Explainer | How Rose Namajunas brought the Cold War into her UFC 261 title fight with China’s Zhang Weili
- The Lithuanian-American says she is fighting for the ‘American dream’ against Chinese superstar Zhang Weili at their UFC 261 title fight on April 24
- Namajunas’ comments echo a Cold War slogan Americans used to use in relation to the simmering feud between the US and the Soviet Union

When American-Lithuanian UFC fighter “Thug” Rose Namajunas said “better dead than red” in a recent interview with Lithuanian national public broadcaster LRT, she brought decades of Cold War history into her upcoming title fight with China’s Zhang “Magnum” Weili.
Namajunas’ (9-4) comment is interesting for a number of reasons, the most pertinent being its connection to the original Cold War between the Soviet Union and the US. Now with Cold War 2.0 – as it is sometimescalled – in full swing, between the US and China, we look at all the political overtones and how sport and politics have meshed over the years.
What did Namajunas say and what does it mean?
Namajunas’ comment, “better dead than red”, came after she said she had watched the 2012 documentary The Other Dream Team, which chronicles the Lithuanian national basketball team’s journey to the bronze medal at the 1992 Summer Olympics in Barcelona, as well as the broader historical context of the fall of the Soviet Union, which allowed Lithuania to re-establish its independence.

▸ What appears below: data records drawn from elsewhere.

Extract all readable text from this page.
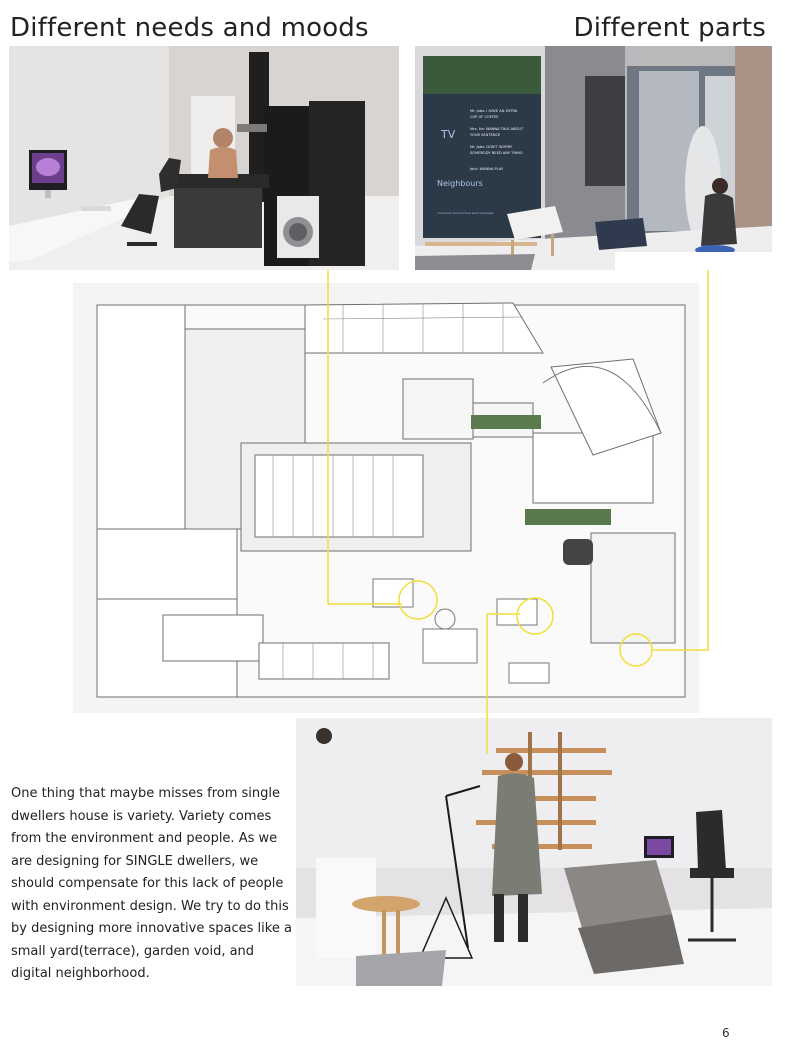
Different needs and moods	Different parts
TV
Neighbours
Mr. Jobs: I HAVE AN EXTRA
CUP OF COFFEE
Mrs. Ha: WANNA TALK ABOUT
YOUR SENTENCE
Mr. Jobs: DON'T WORRY
SOMEBODY NEED ANY THING
Jack: WANNA PLAY
comment send picture send message

One thing that maybe misses from single dwellers house is variety. Variety comes from the environment and people. As we are designing for SINGLE dwellers, we should compensate for this lack of people with environment design. We try to do this by designing more innovative spaces like a small yard(terrace), garden void, and digital neighborhood.

6
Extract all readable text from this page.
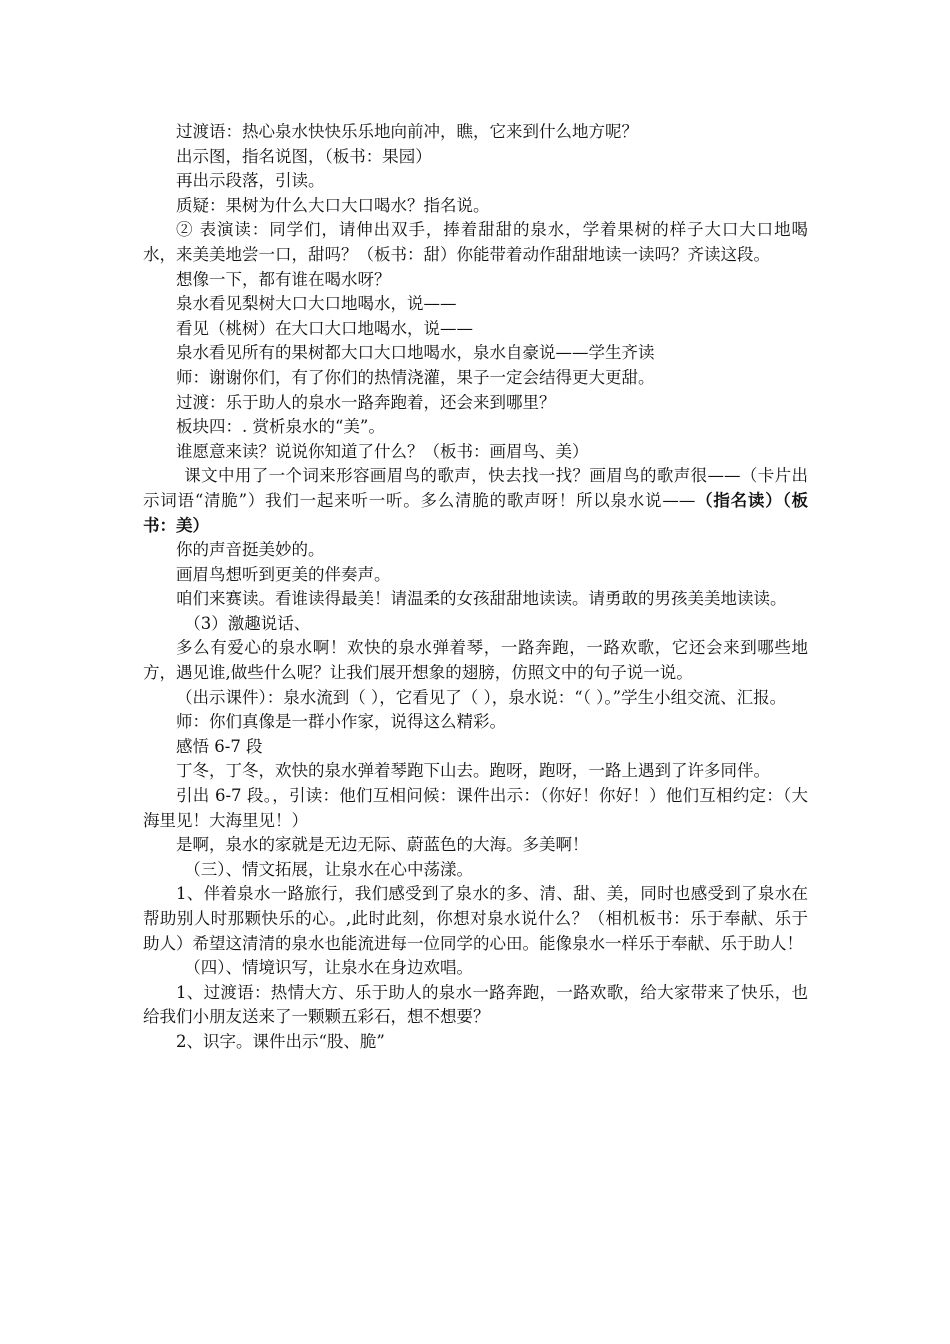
过渡语：热心泉水快快乐乐地向前冲，瞧，它来到什么地方呢？

出示图，指名说图，（板书：果园）

再出示段落，引读。

质疑：果树为什么大口大口喝水？指名说。

② 表演读：同学们，请伸出双手，捧着甜甜的泉水，学着果树的样子大口大口地喝水，来美美地尝一口，甜吗？（板书：甜）你能带着动作甜甜地读一读吗？齐读这段。

想像一下，都有谁在喝水呀？

泉水看见梨树大口大口地喝水，说——

看见（桃树）在大口大口地喝水，说——

泉水看见所有的果树都大口大口地喝水，泉水自豪说——学生齐读

师：谢谢你们，有了你们的热情浇灌，果子一定会结得更大更甜。

过渡：乐于助人的泉水一路奔跑着，还会来到哪里？

板块四：. 赏析泉水的“美”。

谁愿意来读？说说你知道了什么？（板书：画眉鸟、美）

课文中用了一个词来形容画眉鸟的歌声，快去找一找？画眉鸟的歌声很——（卡片出示词语“清脆”）我们一起来听一听。多么清脆的歌声呀！所以泉水说——（指名读）（板书：美）

你的声音挺美妙的。

画眉鸟想听到更美的伴奏声。

咱们来赛读。看谁读得最美！请温柔的女孩甜甜地读读。请勇敢的男孩美美地读读。

（3）激趣说话、

多么有爱心的泉水啊！欢快的泉水弹着琴，一路奔跑，一路欢歌，它还会来到哪些地方，遇见谁,做些什么呢？让我们展开想象的翅膀，仿照文中的句子说一说。

（出示课件）：泉水流到（ ），它看见了（ ），泉水说：“（ ）。”学生小组交流、汇报。

师：你们真像是一群小作家，说得这么精彩。

感悟 6-7 段

丁冬，丁冬，欢快的泉水弹着琴跑下山去。跑呀，跑呀，一路上遇到了许多同伴。

引出 6-7 段。，引读：他们互相问候：课件出示：（你好！你好！）他们互相约定：（大海里见！大海里见！）

是啊，泉水的家就是无边无际、蔚蓝色的大海。多美啊！

（三）、情文拓展，让泉水在心中荡漾。

1、伴着泉水一路旅行，我们感受到了泉水的多、清、甜、美，同时也感受到了泉水在帮助别人时那颗快乐的心。,此时此刻，你想对泉水说什么？（相机板书：乐于奉献、乐于助人）希望这清清的泉水也能流进每一位同学的心田。能像泉水一样乐于奉献、乐于助人！

（四）、情境识写，让泉水在身边欢唱。

1、过渡语：热情大方、乐于助人的泉水一路奔跑，一路欢歌，给大家带来了快乐，也给我们小朋友送来了一颗颗五彩石，想不想要？

2、识字。课件出示“股、脆”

Namajunas’ quote was originally a Cold War slogan about the prospect of the US going to nuclear war with the USSR rather than becoming a communist society, a conflict that started in 1947, not long after the end of the Second World War. The Soviet Union was built around Marxist political ideologies in theory, much like China’s current ruling party, the Chinese Communist Party.

How does Namajunas’ comment invoke the Second Cold War?
Rising tensions between the United States and China hit overdrive once former Republican president Donald Trump took office in 2016. He called out China’s trade policies, which ignited a geopolitical feud between the two superpowers. Namajunas said in her interview that she felt compelled to comment on the subject after watching the sport documentary.